We connect quantile functions and mean absolute deviations by deriving MAD-based shape metrics expressed as integrals of the quantile function, with a direct geometric reading. The framework covers distributions with finite mean, including cases without finite variance (e.g. Pareto). With midpoint quadrature, the construction recovers standard quantile-shape summaries (interquartile range, Galton skewness, Moore octile kurtosis). We introduce a C-Trapezoid quadrature rule (cubic endpoint extrapolation plus trapezoidal integration) that sharply lowers approximation error versus the midpoint rule on common distributions, and yields closed-form, non-iterative estimation formulas where no closed-form CDF exists — with stronger outlier resilience than MLE (12.5% breakdown per tail). Two case studies illustrate quick distributional shape assessment without specialized tooling.
Can a single MAD-based family of distribution-shape metrics, expressed as integrals of the quantile function, recover the standard quantile-shape summaries as special cases — and can a simple cubic-endpoint quadrature rule approximate them accurately enough to yield closed-form, outlier-resilient parameter estimates for distributions that may lack a finite variance or an explicit CDF?

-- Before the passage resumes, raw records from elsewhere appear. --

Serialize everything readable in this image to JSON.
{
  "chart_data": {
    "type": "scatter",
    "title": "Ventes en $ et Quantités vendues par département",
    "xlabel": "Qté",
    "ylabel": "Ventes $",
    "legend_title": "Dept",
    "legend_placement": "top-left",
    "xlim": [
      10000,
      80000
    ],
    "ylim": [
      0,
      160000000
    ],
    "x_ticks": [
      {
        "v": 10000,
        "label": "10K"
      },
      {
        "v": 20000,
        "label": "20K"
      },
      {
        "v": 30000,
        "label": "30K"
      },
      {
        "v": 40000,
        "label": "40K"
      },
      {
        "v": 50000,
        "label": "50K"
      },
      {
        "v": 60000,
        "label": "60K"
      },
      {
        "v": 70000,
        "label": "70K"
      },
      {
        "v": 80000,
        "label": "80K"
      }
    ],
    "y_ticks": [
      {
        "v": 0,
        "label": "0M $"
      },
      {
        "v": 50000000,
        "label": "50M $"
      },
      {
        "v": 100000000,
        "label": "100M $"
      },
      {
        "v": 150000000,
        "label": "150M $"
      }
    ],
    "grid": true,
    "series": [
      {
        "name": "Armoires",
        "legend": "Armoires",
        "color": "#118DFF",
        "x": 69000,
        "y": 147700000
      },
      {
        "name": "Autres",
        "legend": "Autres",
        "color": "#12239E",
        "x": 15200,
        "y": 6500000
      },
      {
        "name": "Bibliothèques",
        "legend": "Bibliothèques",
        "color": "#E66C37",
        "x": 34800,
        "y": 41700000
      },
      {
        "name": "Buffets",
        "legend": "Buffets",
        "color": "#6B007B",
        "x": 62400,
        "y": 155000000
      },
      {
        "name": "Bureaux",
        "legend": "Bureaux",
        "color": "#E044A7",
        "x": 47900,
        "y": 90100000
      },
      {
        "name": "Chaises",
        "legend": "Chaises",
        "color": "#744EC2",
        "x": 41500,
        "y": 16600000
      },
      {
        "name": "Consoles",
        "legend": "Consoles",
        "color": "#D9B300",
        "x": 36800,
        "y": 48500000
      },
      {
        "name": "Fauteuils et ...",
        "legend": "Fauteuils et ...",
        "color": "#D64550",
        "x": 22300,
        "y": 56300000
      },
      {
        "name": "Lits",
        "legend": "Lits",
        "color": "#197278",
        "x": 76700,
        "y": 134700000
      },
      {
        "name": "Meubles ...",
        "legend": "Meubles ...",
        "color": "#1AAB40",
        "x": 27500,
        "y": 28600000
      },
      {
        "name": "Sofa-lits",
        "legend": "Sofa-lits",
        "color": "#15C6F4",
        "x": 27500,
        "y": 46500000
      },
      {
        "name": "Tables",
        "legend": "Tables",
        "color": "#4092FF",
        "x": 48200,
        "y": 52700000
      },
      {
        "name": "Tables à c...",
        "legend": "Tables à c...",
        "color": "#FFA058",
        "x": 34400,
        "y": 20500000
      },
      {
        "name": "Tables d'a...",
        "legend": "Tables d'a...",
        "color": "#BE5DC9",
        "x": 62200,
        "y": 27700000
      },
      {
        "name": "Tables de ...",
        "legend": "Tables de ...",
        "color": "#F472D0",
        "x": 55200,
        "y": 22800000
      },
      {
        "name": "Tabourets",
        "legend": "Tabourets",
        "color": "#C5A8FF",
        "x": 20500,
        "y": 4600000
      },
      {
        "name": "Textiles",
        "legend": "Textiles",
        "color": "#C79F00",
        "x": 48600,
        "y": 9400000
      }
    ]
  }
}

MAD-based shape metrics are derived as integrals of the quantile function with a direct geometric (subarea) interpretation. Midpoint quadrature over octiles is shown to recover the interquartile range, Galton skewness, and Moore octile kurtosis as special cases. A C-Trapezoid rule (cubic-polynomial endpoint extrapolation combined with trapezoidal integration) is introduced and its approximation error compared against the midpoint and rectangle rules across common continuous distributions, including heavy-tailed cases without finite variance (e.g. Pareto). Closed-form, non-iterative octile-based estimators are derived and contrasted with maximum likelihood, quartile fitting, and L-moment estimation, and illustrated with two case studies.